In contrast to products which are prepared by conventional chemical reactions, the peculiarity of products which are obtained from biomass lies in the disproportionately higher number of secondary components which can disrupt downstream applications, particularly when polymers having long chain lengths are to be formed, where monofunctional groups disrupt the formation of chains. In this present case, a main use of THF is the preparation of polytetrahydrofuran. Moreover, secondary components can have a disruptive effect on catalysts in terms of selectivity and yield of the process, but in particular have an adverse effect on the lifetime of the catalysts. Examples of these disruptive secondary components which can be harmful even in amounts below 1 ppm by weight comprise the elements N, P, S, As, Sb, Bi, Sn and halogens such as Cl, Br and I.
N-comprising compounds, particularly when they have basic properties, can occupy acidic centers on catalysts and hence destroy desirable properties. More particularly, the nitrogen-comprising compounds are harmful when they pass through a hydrogenation step, since it is only this that causes many of them to become basic compounds. This can then hinder the hydrogenation step or downstream processes. Here, the polymerization of THF is again adversely affected, since it is conducted in the presence of acidic catalysts. Especially in the case of hydrogenation of succinic anhydride in the presence of N-containing catalysts, especially of ammonia or those that can release it, it is easy for pyrrolidine to form, which hinders the hydrogenation process and, because of its boiling point being similar to that of THF, is separable therefrom only with difficulty, and disrupts the polymerization at a later stage.

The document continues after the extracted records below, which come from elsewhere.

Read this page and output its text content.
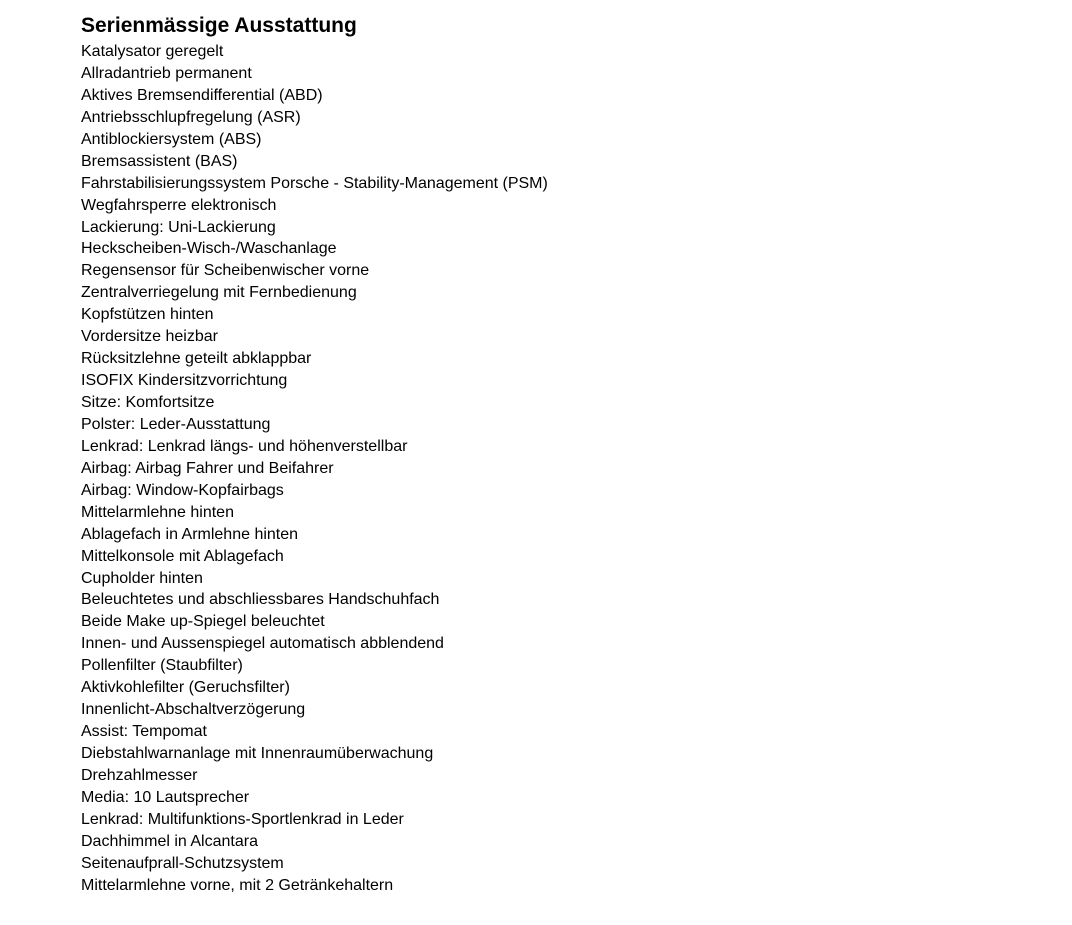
Serienmässige Ausstattung
Katalysator geregelt
Allradantrieb permanent
Aktives Bremsendifferential (ABD)
Antriebsschlupfregelung (ASR)
Antiblockiersystem (ABS)
Bremsassistent (BAS)
Fahrstabilisierungssystem Porsche - Stability-Management (PSM)
Wegfahrsperre elektronisch
Lackierung: Uni-Lackierung
Heckscheiben-Wisch-/Waschanlage
Regensensor für Scheibenwischer vorne
Zentralverriegelung mit Fernbedienung
Kopfstützen hinten
Vordersitze heizbar
Rücksitzlehne geteilt abklappbar
ISOFIX Kindersitzvorrichtung
Sitze: Komfortsitze
Polster: Leder-Ausstattung
Lenkrad: Lenkrad längs- und höhenverstellbar
Airbag: Airbag Fahrer und Beifahrer
Airbag: Window-Kopfairbags
Mittelarmlehne hinten
Ablagefach in Armlehne hinten
Mittelkonsole mit Ablagefach
Cupholder hinten
Beleuchtetes und abschliessbares Handschuhfach
Beide Make up-Spiegel beleuchtet
Innen- und Aussenspiegel automatisch abblendend
Pollenfilter (Staubfilter)
Aktivkohlefilter (Geruchsfilter)
Innenlicht-Abschaltverzögerung
Assist: Tempomat
Diebstahlwarnanlage mit Innenraumüberwachung
Drehzahlmesser
Media: 10 Lautsprecher
Lenkrad: Multifunktions-Sportlenkrad in Leder
Dachhimmel in Alcantara
Seitenaufprall-Schutzsystem
Mittelarmlehne vorne, mit 2 Getränkehaltern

Compounds comprising P, S, As, Sb, Bi, Sn or halogens such as Cl, Br and I are undesirable, since some are not just toxic to the environment but can also poison hydrogenation catalysts. Many of these compounds are volatile, and so they can partly withstand distillative purifying processes or get into the stream to be hydrogenated in gas phase processes.
In fermentative processes for preparing succinic acid, acids formed by way of example are not just succinic acid but also a number of other acids such as formic acid, acetic acid, propionic acid and butyric acid. Because of their acid strength, these are capable of damaging catalysts.